Dr. Pusey’s Private Press was the outcome of a plan of employing orphan girls in the work of Printing, suggested by Miss Sellon, Mother Superior of the Devonport Society or Sisterhood, in 1855. Pusey welcomed the idea, and assisted its realization by presenting to the new Press some of its necessary equipment, which he bought from the Rev. Charles Marriott, who wished to give up the printing he had carried on at Littlemore (near Oxford) from 1848 to about 1855. The Press was at first (1855-7) at Bristol, then (at any rate in 1858) at Bradford-on-Avon; and soon after it was removed to the headquarters of the Sisterhood at Plymouth (1864-70).
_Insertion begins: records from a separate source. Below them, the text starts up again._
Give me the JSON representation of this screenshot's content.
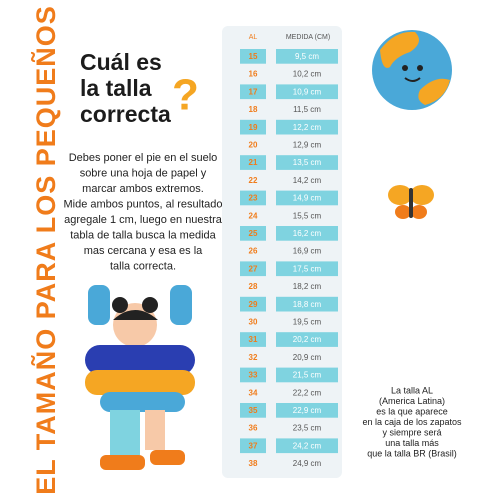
{
  "banner": "EL TAMAÑO PARA LOS PEQUEÑOS",
  "title": {
    "lines": [
      "Cuál es",
      "la talla",
      "correcta"
    ],
    "mark": "?"
  },
  "instructions": [
    "Debes poner el pie en el suelo",
    "sobre una hoja de papel y",
    "marcar ambos extremos.",
    "Mide ambos puntos, al resultado",
    "agregale 1 cm, luego en nuestra",
    "tabla de talla busca la medida",
    "mas cercana y esa es la",
    "talla correcta."
  ],
  "table": {
    "header": [
      "AL",
      "MEDIDA (CM)"
    ],
    "rows": [
      [
        "15",
        "9,5 cm"
      ],
      [
        "16",
        "10,2 cm"
      ],
      [
        "17",
        "10,9 cm"
      ],
      [
        "18",
        "11,5 cm"
      ],
      [
        "19",
        "12,2 cm"
      ],
      [
        "20",
        "12,9 cm"
      ],
      [
        "21",
        "13,5 cm"
      ],
      [
        "22",
        "14,2 cm"
      ],
      [
        "23",
        "14,9 cm"
      ],
      [
        "24",
        "15,5 cm"
      ],
      [
        "25",
        "16,2 cm"
      ],
      [
        "26",
        "16,9 cm"
      ],
      [
        "27",
        "17,5 cm"
      ],
      [
        "28",
        "18,2 cm"
      ],
      [
        "29",
        "18,8 cm"
      ],
      [
        "30",
        "19,5 cm"
      ],
      [
        "31",
        "20,2 cm"
      ],
      [
        "32",
        "20,9 cm"
      ],
      [
        "33",
        "21,5 cm"
      ],
      [
        "34",
        "22,2 cm"
      ],
      [
        "35",
        "22,9 cm"
      ],
      [
        "36",
        "23,5 cm"
      ],
      [
        "37",
        "24,2 cm"
      ],
      [
        "38",
        "24,9 cm"
      ]
    ]
  },
  "note": [
    "La talla AL",
    "(America Latina)",
    "es la que aparece",
    "en la caja de los zapatos",
    "y siempre será",
    "una talla más",
    "que la talla BR (Brasil)"
  ]
}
In 1870 it was thought that it would be much more convenient for Pusey to have his printing done at Oxford, and Miss Sellon purchased the house which is now the residence of the Principal of Wycliffe Hall, the corner house where Norham Gardens join the Banbury Road, then called St. Giles’ East. The house was named Holy Rood, and after Miss Sellon’s death in November 1876 it had no connexion with the Sisterhood. In 1877 Pusey purchased the house, and as he was Warden of the Devonport Society the imprint ‘Printed by the Devonport Society of the Holy Trinity, Holy Rood, Oxford,’ was continued. In a few cases, about 1872, the word ‘Devonport’ was omitted, but it was soon resumed, to prevent confusion with the work of the Convent of the Holy and Undivided Trinity in Woodstock Road. Miss Kebbel, Dr. Pusey’s secretary, superintended the printing until 1877, when Miss Mary M. Milner, who is still resident in Oxford, undertook the task at Dr. Pusey’s request. From 1870 till Dr. Pusey’s death in 1882 every book, pamphlet, and sermon which he published (with he sole exception of one or two controversial volumes), as well as all volumes which he edited, were set up in type at Holy Rood, and profs were printed off on the large hand-press from Littlemore referred to above. The formes as finally corrected were transferred to the Clarendon Press, where the actual printing of the sheets took place. The staff in 1882 was—Miss Milner in charge, a housekeeper, an overseer of the printing, namely Mr. Bridge (who took the heavy work, such as pulling the proofs), and eight orphan girls, who were apprenticed to Dr. Pusey personally for seven or five years, and were provided by him with food, clothing, and education. Meanwhile, they were learning the trade of printing, which provided a livelihood for them in after life. They learnt to set up even Greek and Hebrew, with commendable neatness and accuracy, as the published volumes show: but they also had to contend throughout with the grievous handwriting of the Doctor himself. After 1882 all printing ceased, and the orphanage was removed to Ascot Priory.
The preceding facts are derived almost entirely from notes kindly supplied by Miss Milner, and have been thought deserving of permanent record because of the peculiar circumstances of the Press, which can hardly be reduced to any simple category, for all the actual printing off was done in another place! The printing was in fact to a large extent a charitable scheme, and in that respect unique. Moreover, no accurate account has been hitherto printed anywhere.
A full bibliography of the books produced will be found in the fourth volume of Canon Liddon’s monumental Life of Dr. Pusey (1897), occupying pages 429-40.
—Falconer Madan, editor, The Daniel Press: Memorials of C.H.O. Daniel with a Bibliography of the Press, 1845-1919 (Oxford: Printed on the Daniel Press in the Bodleian Library, 1921), pp. 165—166. Reprinted as The Holy Rood Press: The Private Press of Dr E. B. Pusey (Moreton-in Marsh, Gloucestershire, England: Privately printed at The Kit-Cat Press, 1989).